What is information gain and how does it relate to entropy in a decision tree split?
Information gain measures how much a split reduces uncertainty (entropy) in the target variable. It is the difference between the parent node's entropy and the weighted average entropy of the child nodes. The split that maximises information gain is selected at each node.
How to think about it
Entropy recap
For a node containing samples from K classes with proportions p_1, …, p_K:
H(node) = -Σ p_k · log₂(p_k)
H = 0 for a pure node (one class only); H = log₂(K) for maximum disorder (equal proportions).
Information gain
A split on feature X divides the node into child sets L and R with sizes n_L and n_R (n = n_L + n_R):
IG(split) = H(parent) - [n_L/n · H(L) + n_R/n · H(R)]

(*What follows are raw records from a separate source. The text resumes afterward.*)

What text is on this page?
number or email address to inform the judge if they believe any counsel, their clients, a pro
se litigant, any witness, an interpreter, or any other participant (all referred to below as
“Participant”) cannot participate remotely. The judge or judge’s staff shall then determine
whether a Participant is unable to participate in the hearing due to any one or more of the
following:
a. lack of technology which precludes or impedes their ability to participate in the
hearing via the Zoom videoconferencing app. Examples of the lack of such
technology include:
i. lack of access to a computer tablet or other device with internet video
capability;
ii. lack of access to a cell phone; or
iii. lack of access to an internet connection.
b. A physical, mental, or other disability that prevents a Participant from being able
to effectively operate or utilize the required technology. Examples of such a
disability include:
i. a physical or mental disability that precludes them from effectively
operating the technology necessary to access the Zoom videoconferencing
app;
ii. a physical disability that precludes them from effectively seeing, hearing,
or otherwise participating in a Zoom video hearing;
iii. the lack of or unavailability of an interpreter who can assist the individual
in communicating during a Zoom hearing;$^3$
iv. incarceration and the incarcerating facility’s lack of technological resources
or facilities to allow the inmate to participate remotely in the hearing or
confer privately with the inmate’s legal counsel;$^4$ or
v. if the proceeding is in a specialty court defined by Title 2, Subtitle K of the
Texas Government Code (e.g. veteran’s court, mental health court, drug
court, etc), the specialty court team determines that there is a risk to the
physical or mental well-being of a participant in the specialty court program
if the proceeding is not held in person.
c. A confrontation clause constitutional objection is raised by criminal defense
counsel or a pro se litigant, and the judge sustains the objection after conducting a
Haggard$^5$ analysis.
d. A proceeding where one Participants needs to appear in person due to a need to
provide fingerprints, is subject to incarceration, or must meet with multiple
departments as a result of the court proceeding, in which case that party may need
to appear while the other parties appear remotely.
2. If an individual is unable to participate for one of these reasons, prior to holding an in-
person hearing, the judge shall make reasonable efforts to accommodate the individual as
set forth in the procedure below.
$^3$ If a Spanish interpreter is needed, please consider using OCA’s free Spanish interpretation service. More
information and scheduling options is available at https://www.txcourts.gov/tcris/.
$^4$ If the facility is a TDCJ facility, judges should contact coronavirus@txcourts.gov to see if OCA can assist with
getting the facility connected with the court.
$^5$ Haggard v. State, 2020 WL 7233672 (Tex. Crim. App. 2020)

The algorithm selects the split with the highest IG. Equivalently, this is the mutual information between X and Y restricted to this node.
Worked example (binary classification)
Parent: 10 positive, 10 negative → H = 1.0 bit
After split:
- Left child: 8 positive, 2 negative → H ≈ 0.722
- Right child: 2 positive, 8 negative → H ≈ 0.722
IG = 1.0 - [0.5 · 0.722 + 0.5 · 0.722] = 1.0 - 0.722 = 0.278 bits
import numpy as np
def entropy(y):
classes, counts = np.unique(y, return_counts=True)
p = counts / counts.sum()
return -np.sum(p * np.log2(p + 1e-12))
def information_gain(y_parent, y_left, y_right):
n = len(y_parent)
weighted_child = (len(y_left)/n * entropy(y_left) +
len(y_right)/n * entropy(y_right))
return entropy(y_parent) - weighted_child
Gain ratio (C4.5)
Information gain is biased toward features with many distinct values (a unique-ID feature would have IG near 1.0 and pure leaves but zero predictive value). The gain ratio divides IG by the split’s own entropy:
GainRatio = IG(X) / H(X)
This penalises splits that fragment data into many tiny partitions. sklearn does not use gain ratio but the bias is instead addressed in random forests through feature subsampling.